Il 20 gennaio 1961 John Fitzgerald Kennedy, in occasione del suo insediamento alla Presidenza degli Usa, pronunciò un discorso, di soli 15 minuti, che fece il giro del mondo, accese nuove speranze nei cuori di miliardi di persone e segnò – come ebbe a dire lo stesso Kennedy – il passaggio della “fiaccola della libertà” nelle mani di “una generazione nata in questo secolo”. Per preparare quel discorso, entrato e rimasto per sempre nella storia dell’umanità, Kennedy lavorò, quotidianamente e personalmente per settimane, su di un testo base predisposto da Ted Sorensen, consultò diversi collaboratori, lo recitò davanti agli amici più stretti e fino all’ultimo (si veda il libro “Ask not” di Thurston Clark che racconta meticolosamente la vicenda) corresse, migliorò, integrò lo scritto. E ne lesse ogni parola, al freddo del Piazzale del Campidoglio.

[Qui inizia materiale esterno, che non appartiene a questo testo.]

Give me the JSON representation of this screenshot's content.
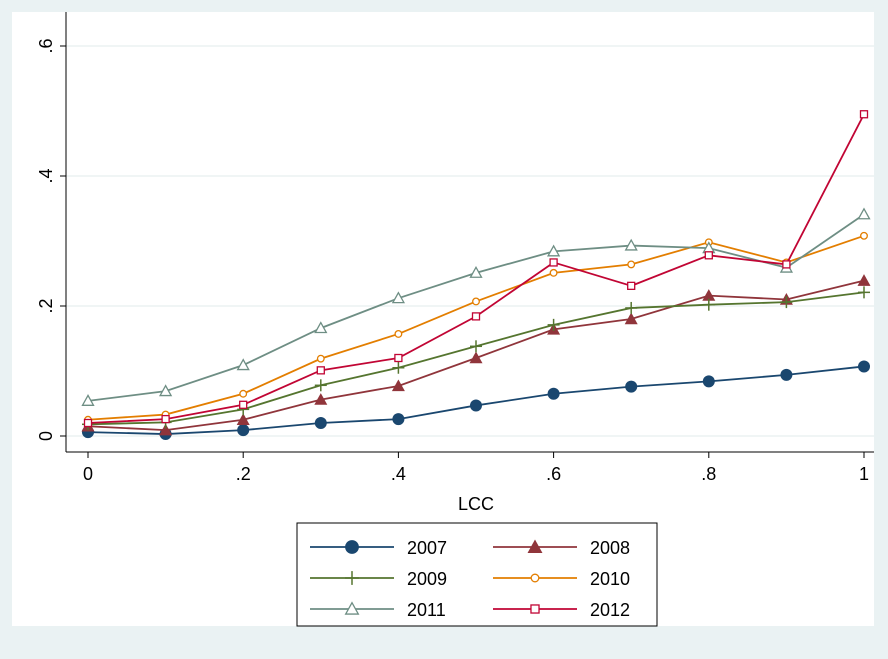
{
  "chart_data": {
    "type": "line",
    "title": "",
    "xlabel": "LCC",
    "ylabel": "",
    "x": [
      0,
      0.1,
      0.2,
      0.3,
      0.4,
      0.5,
      0.6,
      0.7,
      0.8,
      0.9,
      1.0
    ],
    "xlim": [
      0,
      1
    ],
    "ylim": [
      0,
      0.6
    ],
    "xticks": [
      0,
      0.2,
      0.4,
      0.6,
      0.8,
      1.0
    ],
    "xtick_labels": [
      "0",
      ".2",
      ".4",
      ".6",
      ".8",
      "1"
    ],
    "yticks": [
      0,
      0.2,
      0.4,
      0.6
    ],
    "ytick_labels": [
      "0",
      ".2",
      ".4",
      ".6"
    ],
    "grid": true,
    "legend_position": "bottom",
    "legend_columns": 2,
    "series": [
      {
        "name": "2007",
        "color": "#1a476f",
        "marker": "filled-circle",
        "values": [
          0.006,
          0.003,
          0.009,
          0.02,
          0.026,
          0.047,
          0.065,
          0.076,
          0.084,
          0.094,
          0.107
        ]
      },
      {
        "name": "2008",
        "color": "#90353b",
        "marker": "filled-triangle",
        "values": [
          0.015,
          0.009,
          0.025,
          0.056,
          0.077,
          0.12,
          0.164,
          0.18,
          0.216,
          0.21,
          0.239
        ]
      },
      {
        "name": "2009",
        "color": "#55752f",
        "marker": "plus",
        "values": [
          0.018,
          0.021,
          0.041,
          0.078,
          0.105,
          0.138,
          0.171,
          0.197,
          0.202,
          0.206,
          0.221
        ]
      },
      {
        "name": "2010",
        "color": "#e37e00",
        "marker": "hollow-circle",
        "values": [
          0.025,
          0.033,
          0.065,
          0.119,
          0.157,
          0.207,
          0.251,
          0.264,
          0.298,
          0.267,
          0.308
        ]
      },
      {
        "name": "2011",
        "color": "#6e8e84",
        "marker": "hollow-triangle",
        "values": [
          0.054,
          0.069,
          0.109,
          0.166,
          0.212,
          0.251,
          0.284,
          0.293,
          0.289,
          0.259,
          0.341
        ]
      },
      {
        "name": "2012",
        "color": "#c10534",
        "marker": "hollow-square",
        "values": [
          0.02,
          0.026,
          0.048,
          0.101,
          0.12,
          0.184,
          0.267,
          0.231,
          0.278,
          0.264,
          0.495
        ]
      }
    ]
  }
}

Me lo ricordo come se fosse adesso. Ho letto il libro di Clark e consiglio anche a Renzi di farlo. Magari, se gli capita, dopo aver terminato Topolino, vada a leggersi il discorso di Abraham Lincoln in memoria dei caduti nella Battaglia di Gettysburg. Il presidente parlò solo tre minuti, ma i bambini americani quel discorso lo mandano a memoria.

Eppure anche quella paginetta che Lincoln lesse fu scritta con tanta attenzione e con un lungo labor limae. Invece, con il suo parlottare prima al Senato, poi alla Camera, con il suoi discorsetti senza capo né coda, il “Garzoncello scherzoso” si è rivelato ancora una volta per quello che è: un presuntuoso arrogante.